Today’s change further enhances the security of CloudFront’s domain validation process. Starting today, when you add an alternate domain name by using the AWS Management Console or the CloudFront API, you must also attach a SSL/TLS certificate to that specific distribution in order to validate that you have authorized rights to use that alternate domain name. This is designed to ensure that only customers with authorized access to a domain’s certificate can add alternate domain names to use with a CloudFront distribution.

New validation checks when adding an alternate domain name

The vast majority of the Internet’s traffic, as well as CloudFront’s, is encrypted using the SSL/TLS protocol and SSL/TLS certificates are a central part of that process. Getting a certificate to use the secured protocol has never been easier. This is especially true with the launch of AWS Certificate Manager (ACM) in 2016, which allows a customer to provision a public certificate for free.

CloudFront’s process to validate a customer’s right to use an alternate domain name builds on the already established and trusted checks in place for obtaining a certificate. No one can obtain a valid SSL/TLS certificate without first proving that they own the domain by either entering a unique entry into their DNS records, or validating the request for the certificate via email to the domain owner. Rather than having customers go through a redundant process to re-validate their ownership, CloudFront will now simply require that a certificate be attached to that distribution when adding an alternate domain name to the distribution.

This certificate must be valid in relation to the ‘Valid from’ and ‘Valid to’ dates, and it must also be issued by a publicly trusted Certificate Authority (CA), such as ACM. If you do not choose to use ACM, any certificate issued from a CA listed on the Mozilla Included CA Certificate List will work as well. The certificate must also include the alternate domain name being added to the distribution in the subject alternate name (SAN) field of the certificate – either by an explicit match, or a wildcard at the same level of the alternate domain name being added.

For example, let’s say you own the domain foo.com and want to receive your web traffic on a CloudFront distribution with the alternate domain name www.example.foo.com. Let’s also assume you obtained a new certificate from ACM. In order to add this alternate domain name to your distribution, your certificate would need to either list the exact match www.example.foo.com or *.example.foo.com. It is important to note that wildcards will only cover the alternate domain names at that same level and not anything at levels lower or higher than the wildcard. In this example, the wildcard *.example.foo.com would not cover alternate domain names such as one.www.example.foo.com or example.foo.com. This logic of what alternate domain names a wildcard can cover aligns with how web browsers handle certificates today when establishing trusted, secure connections.

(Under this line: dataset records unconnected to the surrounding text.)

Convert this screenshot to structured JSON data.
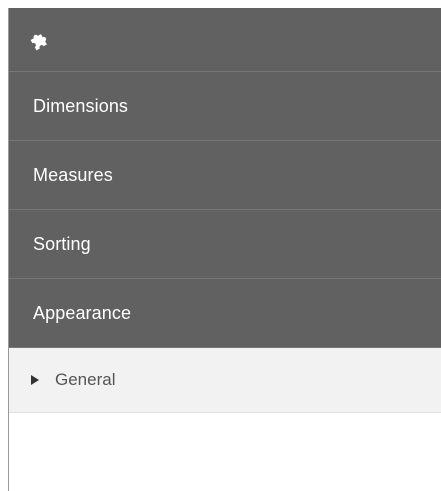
{
  "header": {
    "icon": "puzzle-piece-icon"
  },
  "sections": [
    {
      "label": "Dimensions"
    },
    {
      "label": "Measures"
    },
    {
      "label": "Sorting"
    },
    {
      "label": "Appearance"
    }
  ],
  "subsection": {
    "label": "General",
    "icon": "triangle-right-icon"
  },
  "colors": {
    "header_bg": "#616161",
    "section_bg": "#616161",
    "subsection_bg": "#f2f2f2",
    "section_text": "#ffffff",
    "subsection_text": "#555555"
  }
}
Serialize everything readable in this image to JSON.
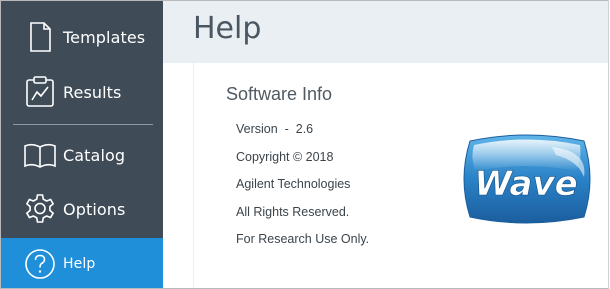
{
  "sidebar": {
    "items": [
      {
        "label": "Templates",
        "icon": "document-icon",
        "active": false
      },
      {
        "label": "Results",
        "icon": "chart-document-icon",
        "active": false
      },
      {
        "label": "Catalog",
        "icon": "open-book-icon",
        "active": false
      },
      {
        "label": "Options",
        "icon": "gear-icon",
        "active": false
      },
      {
        "label": "Help",
        "icon": "question-circle-icon",
        "active": true
      }
    ]
  },
  "header": {
    "title": "Help"
  },
  "software_info": {
    "title": "Software Info",
    "lines": [
      "Version  -  2.6",
      "Copyright © 2018",
      "Agilent Technologies",
      "All Rights Reserved.",
      "For Research Use Only."
    ]
  },
  "logo": {
    "text": "Wave"
  },
  "colors": {
    "sidebar_bg": "#3f4c58",
    "active_bg": "#1f8fd9",
    "header_bg": "#e9eff3",
    "logo_blue": "#2a82c7"
  }
}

Once these validation checks have been met, CloudFront will then instantly add that alternate domain name to the CloudFront distribution.

What actions are required?

All alternate domain names already added to a CloudFront distribution before this change will continue to work as they were before. No action is needed to maintain your existing traffic as it is today.

These validation checks come into effect each time you add a new alternate domain name to your distribution. These checks are also only performed for the new alternate domain names that are being added.

If you use CloudFront APIs for an automated Update/Create Distribution action, it is important to note that versions dated 2012-07-01 or earlier will not be capable of adding a CNAME because they do not have the ViewerCertificate field required to pass these checks. As a result, we recommend updating using the latest CloudFront API version 2018-11-05.

For additional details, please refer to the updated CloudFront’s Developer Guide. You can also find resources to help troubleshoot any issues in the AWS Knowledge Center.

As always, security is our top priority, and we will continue to make enhancements to our services to protect our customers.